Ist wirklich zum Beispiel ein Unfall der Grund für die Angst von Pferd oder Reiter, dann fährt die Gladbeckerin auch zu den Menschen nach Hause, die sie gerufen haben. „Es ist wichtig, sich die jeweilige Situation vor Ort anzuschauen, nur so kann man entscheiden, wie das anschließende Training genau aussehen soll.“ Und: Wer überhaupt Hilfe benötigt, der Mensch, das Tier oder beide.

Kerstin Wickardt trainiert nach der Methode von Pferdetrainer Pat Parelli

Die Gladbeckerin übernimmt ziemlich viele solcher Jobs, denn in der Pferdeszene spricht sich so ein Angebot natürlich herum. Und auch Doku-Serien wie „Die Pferdeprofis“ auf Vox machen die verschiedenen Trainingsmethoden bekannt. Kerstin Wickardt ist Anhängerin des „natural horsemanships“ nach Pat Parelli, das ist ein bekannter amerikanischer Pferdetrainer.

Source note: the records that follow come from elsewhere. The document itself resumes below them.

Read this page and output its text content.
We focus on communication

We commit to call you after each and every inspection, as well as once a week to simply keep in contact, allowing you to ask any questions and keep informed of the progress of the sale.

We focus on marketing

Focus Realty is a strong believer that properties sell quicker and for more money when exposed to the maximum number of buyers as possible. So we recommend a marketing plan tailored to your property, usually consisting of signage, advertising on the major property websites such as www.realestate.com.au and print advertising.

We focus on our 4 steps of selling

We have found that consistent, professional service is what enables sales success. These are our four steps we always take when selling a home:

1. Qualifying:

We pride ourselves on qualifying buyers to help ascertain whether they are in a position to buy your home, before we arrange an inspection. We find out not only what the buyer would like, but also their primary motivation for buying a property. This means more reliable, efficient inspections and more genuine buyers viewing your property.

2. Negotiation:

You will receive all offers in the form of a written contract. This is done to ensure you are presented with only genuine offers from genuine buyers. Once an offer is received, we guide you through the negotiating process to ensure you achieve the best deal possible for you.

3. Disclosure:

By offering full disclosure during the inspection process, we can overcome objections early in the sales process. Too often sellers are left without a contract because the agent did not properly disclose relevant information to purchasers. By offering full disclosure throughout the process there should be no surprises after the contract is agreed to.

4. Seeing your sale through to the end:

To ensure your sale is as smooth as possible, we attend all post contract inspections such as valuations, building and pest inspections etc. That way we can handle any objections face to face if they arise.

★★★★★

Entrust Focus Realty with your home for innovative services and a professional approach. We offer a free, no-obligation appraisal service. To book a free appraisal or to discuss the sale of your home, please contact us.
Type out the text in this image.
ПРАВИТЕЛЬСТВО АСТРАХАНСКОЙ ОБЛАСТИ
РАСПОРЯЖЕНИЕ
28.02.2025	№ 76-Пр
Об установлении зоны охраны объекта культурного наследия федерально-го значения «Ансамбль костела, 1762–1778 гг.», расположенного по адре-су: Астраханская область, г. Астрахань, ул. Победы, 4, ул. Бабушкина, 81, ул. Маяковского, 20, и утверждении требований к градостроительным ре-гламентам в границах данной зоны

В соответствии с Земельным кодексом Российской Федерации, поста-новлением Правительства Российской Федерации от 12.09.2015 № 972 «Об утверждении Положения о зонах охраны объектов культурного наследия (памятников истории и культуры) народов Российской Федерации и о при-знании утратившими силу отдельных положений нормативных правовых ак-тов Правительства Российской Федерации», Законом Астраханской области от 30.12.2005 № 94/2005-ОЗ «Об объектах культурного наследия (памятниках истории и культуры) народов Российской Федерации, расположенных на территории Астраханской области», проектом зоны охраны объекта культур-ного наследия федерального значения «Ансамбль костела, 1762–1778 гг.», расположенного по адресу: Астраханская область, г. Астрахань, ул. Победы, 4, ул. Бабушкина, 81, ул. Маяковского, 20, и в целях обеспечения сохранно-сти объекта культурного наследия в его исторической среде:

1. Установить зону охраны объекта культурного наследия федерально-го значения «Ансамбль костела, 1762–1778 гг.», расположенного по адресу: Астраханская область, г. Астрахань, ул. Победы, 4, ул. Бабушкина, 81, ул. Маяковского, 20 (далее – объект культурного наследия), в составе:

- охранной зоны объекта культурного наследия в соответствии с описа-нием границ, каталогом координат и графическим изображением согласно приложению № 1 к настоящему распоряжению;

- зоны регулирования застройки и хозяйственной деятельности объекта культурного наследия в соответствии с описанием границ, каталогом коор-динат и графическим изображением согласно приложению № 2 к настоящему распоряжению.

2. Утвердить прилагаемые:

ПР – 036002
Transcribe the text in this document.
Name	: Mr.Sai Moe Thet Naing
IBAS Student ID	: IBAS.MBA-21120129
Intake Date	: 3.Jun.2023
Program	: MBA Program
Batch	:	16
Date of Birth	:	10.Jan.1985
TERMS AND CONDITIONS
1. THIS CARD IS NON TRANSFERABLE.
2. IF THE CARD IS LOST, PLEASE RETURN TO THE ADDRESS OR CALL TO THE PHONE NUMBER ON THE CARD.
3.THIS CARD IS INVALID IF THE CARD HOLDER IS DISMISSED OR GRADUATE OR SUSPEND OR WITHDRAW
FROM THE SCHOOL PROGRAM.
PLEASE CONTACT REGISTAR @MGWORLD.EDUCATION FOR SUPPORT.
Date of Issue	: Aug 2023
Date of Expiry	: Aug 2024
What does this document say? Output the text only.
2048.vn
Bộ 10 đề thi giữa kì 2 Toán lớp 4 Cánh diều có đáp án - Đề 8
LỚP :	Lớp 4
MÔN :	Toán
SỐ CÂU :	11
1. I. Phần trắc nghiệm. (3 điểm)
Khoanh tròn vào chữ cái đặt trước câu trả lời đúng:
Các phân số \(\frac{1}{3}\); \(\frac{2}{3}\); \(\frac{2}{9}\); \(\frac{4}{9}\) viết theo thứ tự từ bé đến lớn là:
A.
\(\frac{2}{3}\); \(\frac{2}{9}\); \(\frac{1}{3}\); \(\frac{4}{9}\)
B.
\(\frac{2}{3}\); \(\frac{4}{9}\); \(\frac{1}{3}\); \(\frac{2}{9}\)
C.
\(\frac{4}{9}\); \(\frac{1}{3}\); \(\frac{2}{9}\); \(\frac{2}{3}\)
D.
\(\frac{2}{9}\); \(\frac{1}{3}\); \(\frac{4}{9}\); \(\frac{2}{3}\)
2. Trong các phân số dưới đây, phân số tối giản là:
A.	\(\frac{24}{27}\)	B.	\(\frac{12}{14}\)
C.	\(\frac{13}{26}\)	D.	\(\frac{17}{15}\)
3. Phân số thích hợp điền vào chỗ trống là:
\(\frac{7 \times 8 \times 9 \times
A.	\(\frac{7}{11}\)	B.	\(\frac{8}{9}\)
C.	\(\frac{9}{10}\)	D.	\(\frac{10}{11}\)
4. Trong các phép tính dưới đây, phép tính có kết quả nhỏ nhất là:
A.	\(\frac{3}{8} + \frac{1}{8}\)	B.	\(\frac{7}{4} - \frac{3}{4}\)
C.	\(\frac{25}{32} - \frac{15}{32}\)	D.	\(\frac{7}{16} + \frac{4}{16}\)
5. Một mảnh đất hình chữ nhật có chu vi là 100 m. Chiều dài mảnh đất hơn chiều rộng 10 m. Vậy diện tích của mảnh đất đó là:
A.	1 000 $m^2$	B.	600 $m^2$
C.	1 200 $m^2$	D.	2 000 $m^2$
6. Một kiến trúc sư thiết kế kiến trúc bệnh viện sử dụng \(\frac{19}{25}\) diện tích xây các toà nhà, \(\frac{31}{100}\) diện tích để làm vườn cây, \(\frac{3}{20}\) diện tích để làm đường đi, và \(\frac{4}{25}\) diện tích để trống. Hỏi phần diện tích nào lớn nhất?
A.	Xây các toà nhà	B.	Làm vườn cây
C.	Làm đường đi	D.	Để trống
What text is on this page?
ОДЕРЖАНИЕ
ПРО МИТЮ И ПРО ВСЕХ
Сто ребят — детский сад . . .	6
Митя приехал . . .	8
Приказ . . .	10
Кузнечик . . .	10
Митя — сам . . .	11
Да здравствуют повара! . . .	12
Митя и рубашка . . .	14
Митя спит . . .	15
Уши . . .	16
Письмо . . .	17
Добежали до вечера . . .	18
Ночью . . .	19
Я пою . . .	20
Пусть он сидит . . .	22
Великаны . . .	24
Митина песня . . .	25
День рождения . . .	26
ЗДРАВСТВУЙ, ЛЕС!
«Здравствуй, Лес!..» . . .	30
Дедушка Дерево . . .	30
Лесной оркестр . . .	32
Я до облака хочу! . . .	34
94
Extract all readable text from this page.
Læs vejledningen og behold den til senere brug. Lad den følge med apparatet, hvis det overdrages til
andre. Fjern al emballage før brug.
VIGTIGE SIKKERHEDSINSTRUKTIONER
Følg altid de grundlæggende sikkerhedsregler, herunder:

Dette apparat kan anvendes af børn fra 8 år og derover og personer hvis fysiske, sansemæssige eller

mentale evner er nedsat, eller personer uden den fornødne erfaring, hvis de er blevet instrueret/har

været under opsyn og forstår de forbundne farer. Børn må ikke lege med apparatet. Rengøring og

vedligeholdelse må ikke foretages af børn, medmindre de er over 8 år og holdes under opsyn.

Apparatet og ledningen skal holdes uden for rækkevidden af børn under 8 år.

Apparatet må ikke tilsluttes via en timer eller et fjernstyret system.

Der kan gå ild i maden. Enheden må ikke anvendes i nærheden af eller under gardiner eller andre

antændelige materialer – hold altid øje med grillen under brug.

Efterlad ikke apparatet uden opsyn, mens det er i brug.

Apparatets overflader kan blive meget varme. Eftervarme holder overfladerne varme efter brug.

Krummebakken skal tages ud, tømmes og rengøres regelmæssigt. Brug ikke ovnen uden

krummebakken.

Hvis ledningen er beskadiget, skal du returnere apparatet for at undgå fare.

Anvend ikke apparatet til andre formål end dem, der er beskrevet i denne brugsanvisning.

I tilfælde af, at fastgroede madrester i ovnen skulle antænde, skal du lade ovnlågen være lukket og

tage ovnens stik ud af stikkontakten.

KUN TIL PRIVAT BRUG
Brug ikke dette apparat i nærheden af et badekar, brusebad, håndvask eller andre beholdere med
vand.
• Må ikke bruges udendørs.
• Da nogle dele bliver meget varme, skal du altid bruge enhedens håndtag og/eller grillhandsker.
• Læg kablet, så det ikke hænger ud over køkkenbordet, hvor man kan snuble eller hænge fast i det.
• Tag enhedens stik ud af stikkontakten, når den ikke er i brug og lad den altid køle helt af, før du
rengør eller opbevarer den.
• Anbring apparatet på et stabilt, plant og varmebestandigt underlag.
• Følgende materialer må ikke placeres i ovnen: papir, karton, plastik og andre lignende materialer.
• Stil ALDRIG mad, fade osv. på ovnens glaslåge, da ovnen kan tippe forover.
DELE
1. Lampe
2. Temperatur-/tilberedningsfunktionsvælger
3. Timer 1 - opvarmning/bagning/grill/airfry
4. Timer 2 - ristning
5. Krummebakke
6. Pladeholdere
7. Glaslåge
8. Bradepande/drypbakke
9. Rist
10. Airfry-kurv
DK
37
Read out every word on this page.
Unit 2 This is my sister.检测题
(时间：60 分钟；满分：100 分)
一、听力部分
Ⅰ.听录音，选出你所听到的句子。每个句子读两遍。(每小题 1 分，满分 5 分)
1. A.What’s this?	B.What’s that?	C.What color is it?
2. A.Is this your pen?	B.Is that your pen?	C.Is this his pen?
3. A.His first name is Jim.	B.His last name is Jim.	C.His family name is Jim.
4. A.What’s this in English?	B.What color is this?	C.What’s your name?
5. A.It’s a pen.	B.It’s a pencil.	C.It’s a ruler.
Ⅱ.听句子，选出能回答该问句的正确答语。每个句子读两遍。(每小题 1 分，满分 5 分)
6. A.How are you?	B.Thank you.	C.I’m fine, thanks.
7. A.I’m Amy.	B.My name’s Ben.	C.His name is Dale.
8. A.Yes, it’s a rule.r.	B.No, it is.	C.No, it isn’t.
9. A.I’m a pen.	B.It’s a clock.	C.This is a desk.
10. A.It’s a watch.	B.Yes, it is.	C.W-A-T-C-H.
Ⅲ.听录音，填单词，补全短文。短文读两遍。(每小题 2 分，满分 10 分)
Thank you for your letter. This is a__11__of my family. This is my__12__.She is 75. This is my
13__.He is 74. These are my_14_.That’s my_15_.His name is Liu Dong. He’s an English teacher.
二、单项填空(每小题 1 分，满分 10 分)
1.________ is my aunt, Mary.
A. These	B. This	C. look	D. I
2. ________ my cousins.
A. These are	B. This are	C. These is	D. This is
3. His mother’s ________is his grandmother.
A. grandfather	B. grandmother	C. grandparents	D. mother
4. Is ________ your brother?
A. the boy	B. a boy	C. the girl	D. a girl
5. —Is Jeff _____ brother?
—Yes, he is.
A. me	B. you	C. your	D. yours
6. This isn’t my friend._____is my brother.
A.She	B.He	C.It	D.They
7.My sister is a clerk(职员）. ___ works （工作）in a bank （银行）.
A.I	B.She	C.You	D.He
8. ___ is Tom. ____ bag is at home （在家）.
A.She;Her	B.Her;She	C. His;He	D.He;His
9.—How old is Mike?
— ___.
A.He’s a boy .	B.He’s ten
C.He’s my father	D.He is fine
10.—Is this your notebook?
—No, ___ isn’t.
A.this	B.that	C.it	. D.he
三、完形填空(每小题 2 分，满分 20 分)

Die gültige Reitplakette ist natürlich Pflicht.
Die gültige Reitplakette ist natürlich Pflicht. © Lutz von Staegmann

Und sie sagt: „Meine Philosophie ist die der drei Säulen – Liebe, Konsequenz und Respekt. So habe ich meine Kinder erzogen, meine Hunde und meine Pferde.“

Auch die Wanderritte unterschiedlicher Länge und Dauer, die die Gladbeckerin für Reiter mit eigenen Pferden anbietet, haben durchaus etwas Therapeutisches. Schließlich geht es darum, dass Mensch und Tier gemeinsam etwas Positives erleben, die Natur genießen und den Alltag einfach einmal hinter sich lassen.

Die Tage werden länger. Bis zum richtigen Frühling dauert es auch nicht mehr lange. Kerstin Wickardt freut sich schon auf viele Ausritte.